Perjalanan Batu Bara Mendominasi Sektor Kelistrikan
Pembangkit listrik tenaga batu bara global meningkat dari 4,4 TWh pada tahun 1990 menjadi 10,2 TWh pada tahun 2022, mencatat peningkatan sebesar 133%. Cina merupakan pendorong utama pertumbuhan tersebut, namun India dan negara-negara Asia lainnya juga berkontribusi.
Kapasitas terpasang global meningkat dari 856 gigawatt (GW) pada tahun 1990 menjadi sekitar 2,1 TW pada tahun 2022, dengan negara-negara Asia menambahkan sekitar 1,4 TW.

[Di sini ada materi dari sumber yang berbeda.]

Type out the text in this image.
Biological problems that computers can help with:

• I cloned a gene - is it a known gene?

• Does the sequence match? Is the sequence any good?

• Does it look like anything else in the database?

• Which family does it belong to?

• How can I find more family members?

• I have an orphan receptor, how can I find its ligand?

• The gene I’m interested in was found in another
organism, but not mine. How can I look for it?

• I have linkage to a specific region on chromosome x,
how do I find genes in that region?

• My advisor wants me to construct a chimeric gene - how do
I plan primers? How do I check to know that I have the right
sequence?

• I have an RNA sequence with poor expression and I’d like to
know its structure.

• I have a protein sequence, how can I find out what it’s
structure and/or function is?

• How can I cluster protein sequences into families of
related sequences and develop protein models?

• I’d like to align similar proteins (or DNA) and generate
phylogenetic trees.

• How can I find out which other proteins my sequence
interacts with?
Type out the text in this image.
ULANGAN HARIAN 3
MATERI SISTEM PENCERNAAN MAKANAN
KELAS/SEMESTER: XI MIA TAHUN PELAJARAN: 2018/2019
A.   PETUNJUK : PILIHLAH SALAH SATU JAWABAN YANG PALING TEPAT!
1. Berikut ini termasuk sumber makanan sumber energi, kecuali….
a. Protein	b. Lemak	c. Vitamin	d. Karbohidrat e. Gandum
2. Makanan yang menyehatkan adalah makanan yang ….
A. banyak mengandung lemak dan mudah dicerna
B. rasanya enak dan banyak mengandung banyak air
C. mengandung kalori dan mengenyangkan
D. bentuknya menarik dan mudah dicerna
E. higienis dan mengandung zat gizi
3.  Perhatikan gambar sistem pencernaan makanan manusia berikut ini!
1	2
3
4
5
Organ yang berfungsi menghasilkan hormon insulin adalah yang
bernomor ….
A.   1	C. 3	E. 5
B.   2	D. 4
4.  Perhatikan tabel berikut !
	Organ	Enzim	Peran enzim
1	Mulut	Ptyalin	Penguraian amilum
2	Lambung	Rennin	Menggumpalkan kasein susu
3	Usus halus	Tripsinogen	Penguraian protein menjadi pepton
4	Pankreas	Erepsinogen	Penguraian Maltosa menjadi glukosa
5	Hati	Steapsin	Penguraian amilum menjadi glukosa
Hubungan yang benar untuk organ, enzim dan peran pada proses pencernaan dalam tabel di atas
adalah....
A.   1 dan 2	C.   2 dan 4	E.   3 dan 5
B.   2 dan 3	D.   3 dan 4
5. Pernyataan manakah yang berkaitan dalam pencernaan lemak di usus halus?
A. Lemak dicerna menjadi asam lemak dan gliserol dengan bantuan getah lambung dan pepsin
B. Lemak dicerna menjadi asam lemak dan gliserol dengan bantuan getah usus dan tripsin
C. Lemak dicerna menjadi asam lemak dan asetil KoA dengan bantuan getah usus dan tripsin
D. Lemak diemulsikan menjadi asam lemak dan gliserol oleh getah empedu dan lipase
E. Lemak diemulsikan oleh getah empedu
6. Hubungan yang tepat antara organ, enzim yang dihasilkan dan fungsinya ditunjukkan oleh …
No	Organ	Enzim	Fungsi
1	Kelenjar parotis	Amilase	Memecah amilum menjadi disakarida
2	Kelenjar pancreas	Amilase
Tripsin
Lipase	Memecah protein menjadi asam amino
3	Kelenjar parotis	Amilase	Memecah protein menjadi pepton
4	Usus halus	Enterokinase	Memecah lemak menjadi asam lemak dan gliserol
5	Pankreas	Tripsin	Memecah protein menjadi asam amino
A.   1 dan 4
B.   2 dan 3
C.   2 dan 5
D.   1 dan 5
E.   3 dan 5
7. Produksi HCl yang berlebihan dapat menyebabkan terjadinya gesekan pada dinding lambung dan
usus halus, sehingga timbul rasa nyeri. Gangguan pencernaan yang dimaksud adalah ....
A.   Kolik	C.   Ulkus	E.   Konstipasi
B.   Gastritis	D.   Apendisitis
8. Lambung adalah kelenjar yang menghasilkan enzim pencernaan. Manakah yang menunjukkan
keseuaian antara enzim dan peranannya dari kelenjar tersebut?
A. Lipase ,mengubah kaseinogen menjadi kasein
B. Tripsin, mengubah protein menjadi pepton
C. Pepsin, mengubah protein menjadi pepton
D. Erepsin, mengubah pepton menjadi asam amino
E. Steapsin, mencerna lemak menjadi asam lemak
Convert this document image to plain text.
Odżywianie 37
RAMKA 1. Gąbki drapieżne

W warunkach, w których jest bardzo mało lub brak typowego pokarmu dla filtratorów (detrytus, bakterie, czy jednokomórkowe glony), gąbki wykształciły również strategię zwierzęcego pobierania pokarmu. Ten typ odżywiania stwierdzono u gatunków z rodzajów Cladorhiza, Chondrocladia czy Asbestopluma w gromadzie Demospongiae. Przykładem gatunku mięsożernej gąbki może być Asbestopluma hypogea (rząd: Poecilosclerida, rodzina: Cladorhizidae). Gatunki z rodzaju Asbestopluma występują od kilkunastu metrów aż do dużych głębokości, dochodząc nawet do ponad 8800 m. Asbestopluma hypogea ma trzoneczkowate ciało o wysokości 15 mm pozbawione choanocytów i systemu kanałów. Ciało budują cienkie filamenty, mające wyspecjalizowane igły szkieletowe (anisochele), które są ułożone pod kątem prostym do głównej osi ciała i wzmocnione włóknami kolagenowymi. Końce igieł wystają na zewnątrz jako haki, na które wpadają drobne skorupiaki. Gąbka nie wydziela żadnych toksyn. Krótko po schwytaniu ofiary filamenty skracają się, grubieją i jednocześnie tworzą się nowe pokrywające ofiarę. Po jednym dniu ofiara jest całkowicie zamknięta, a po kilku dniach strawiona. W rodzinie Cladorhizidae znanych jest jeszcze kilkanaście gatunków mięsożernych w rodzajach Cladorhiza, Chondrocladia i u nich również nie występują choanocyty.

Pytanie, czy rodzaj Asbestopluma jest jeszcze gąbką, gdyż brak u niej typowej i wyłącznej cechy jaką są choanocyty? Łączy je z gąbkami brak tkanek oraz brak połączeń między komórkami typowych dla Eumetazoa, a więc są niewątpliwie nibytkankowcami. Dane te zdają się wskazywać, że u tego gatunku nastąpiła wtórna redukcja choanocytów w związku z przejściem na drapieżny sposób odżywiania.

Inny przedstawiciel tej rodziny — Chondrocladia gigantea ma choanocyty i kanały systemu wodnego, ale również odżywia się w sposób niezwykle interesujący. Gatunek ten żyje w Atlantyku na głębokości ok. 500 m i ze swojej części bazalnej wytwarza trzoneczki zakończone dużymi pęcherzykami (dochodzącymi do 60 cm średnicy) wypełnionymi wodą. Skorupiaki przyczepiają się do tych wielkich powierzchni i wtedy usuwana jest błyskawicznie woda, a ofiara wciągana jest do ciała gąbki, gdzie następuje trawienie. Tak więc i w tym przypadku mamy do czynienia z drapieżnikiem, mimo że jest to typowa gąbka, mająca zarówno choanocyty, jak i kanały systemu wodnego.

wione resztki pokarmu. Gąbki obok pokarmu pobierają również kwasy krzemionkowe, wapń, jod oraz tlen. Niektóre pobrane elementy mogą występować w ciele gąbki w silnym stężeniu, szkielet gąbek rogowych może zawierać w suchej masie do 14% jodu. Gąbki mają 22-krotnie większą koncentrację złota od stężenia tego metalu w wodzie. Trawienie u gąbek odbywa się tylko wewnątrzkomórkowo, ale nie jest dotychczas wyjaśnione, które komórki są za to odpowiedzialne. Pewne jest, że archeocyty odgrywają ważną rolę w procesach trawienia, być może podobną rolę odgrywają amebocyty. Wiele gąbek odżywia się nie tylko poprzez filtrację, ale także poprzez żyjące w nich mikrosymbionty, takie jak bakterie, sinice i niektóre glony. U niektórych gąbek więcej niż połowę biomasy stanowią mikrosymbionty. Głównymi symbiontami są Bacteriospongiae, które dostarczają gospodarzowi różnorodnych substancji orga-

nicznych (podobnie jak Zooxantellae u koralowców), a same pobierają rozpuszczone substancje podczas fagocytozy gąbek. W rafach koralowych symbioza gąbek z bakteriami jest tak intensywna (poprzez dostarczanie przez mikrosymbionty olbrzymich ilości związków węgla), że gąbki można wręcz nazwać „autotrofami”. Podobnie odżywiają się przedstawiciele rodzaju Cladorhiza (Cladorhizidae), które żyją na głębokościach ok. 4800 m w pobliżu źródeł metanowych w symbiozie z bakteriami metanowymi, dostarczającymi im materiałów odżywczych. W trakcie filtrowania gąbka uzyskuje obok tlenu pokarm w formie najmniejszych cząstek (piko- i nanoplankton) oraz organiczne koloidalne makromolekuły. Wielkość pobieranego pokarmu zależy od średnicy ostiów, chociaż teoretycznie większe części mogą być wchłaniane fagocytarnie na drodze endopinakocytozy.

Berkat cadangan batu bara yang melimpah dan kebutuhan untuk menambah pasokan energi dengan cepat untuk mendukung pertumbuhan ekonomi, Asia bertanggung jawab atas lebih dari tiga perempat pembangkit listrik tenaga batu bara di dunia.
Kapasitas pembangkitan batu bara terus meningkat di wilayah ini, namun laju proyek-proyek baru melambat di tengah permasalahan lingkungan.
Negara-negara di dunia yang sangat bergantung pada batu bara, seperti Cina, Jerman, dan Amerika Serikat, sedang mengembangkan kapasitas energi terbarukan dengan cukup cepat dan dalam kondisi ekonomi yang menguntungkan sehingga dapat dengan mudah menggantikan batu bara.
Eropa dan Amerika Utara secara sistematis mengganti pembangkit listrik tenaga batu bara dengan sumber yang lebih ramah lingkungan seperti gas alam dan energi terbarukan, sehingga mengurangi kapasitas pembangkit listrik tenaga batu bara sebesar lebih dari 200 GW sejak tahun 1990.
Penurunan di Eropa terutama disebabkan oleh kebijakan emisi yang ketat, sementara Amerika Utara lebih banyak mengganti pembangkit listrik tenaga batu bara dengan gas karena produksi regional yang melimpah telah memangkas harga.
Meskipun batu bara mengalami penurunan di Eropa dan Amerika Utara, pertumbuhan di Asia telah membayangi upaya mereka. Dan, ketika harga gas dan LNG meroket pada paruh kedua tahun 2022, banyak negara beralih ke batu bara untuk memenuhi kebutuhan energi mereka, sehingga menyebabkan peningkatan emisi di sektor ketenagalistrikan.
Sebagai gambaran, rata-rata pembangkit listrik tenaga batu bara mengeluarkan sekitar 1 ton CO2 per megawatt-jam (MWh), sedangkan pembangkit listrik tenaga gas mengeluarkan hampir 0,5 ton per MWh. Ini berarti emisi per megawatt-jam sudah berkurang setengahnya hanya dengan beralih kembali ke gas alam karena harga sudah lebih stabil.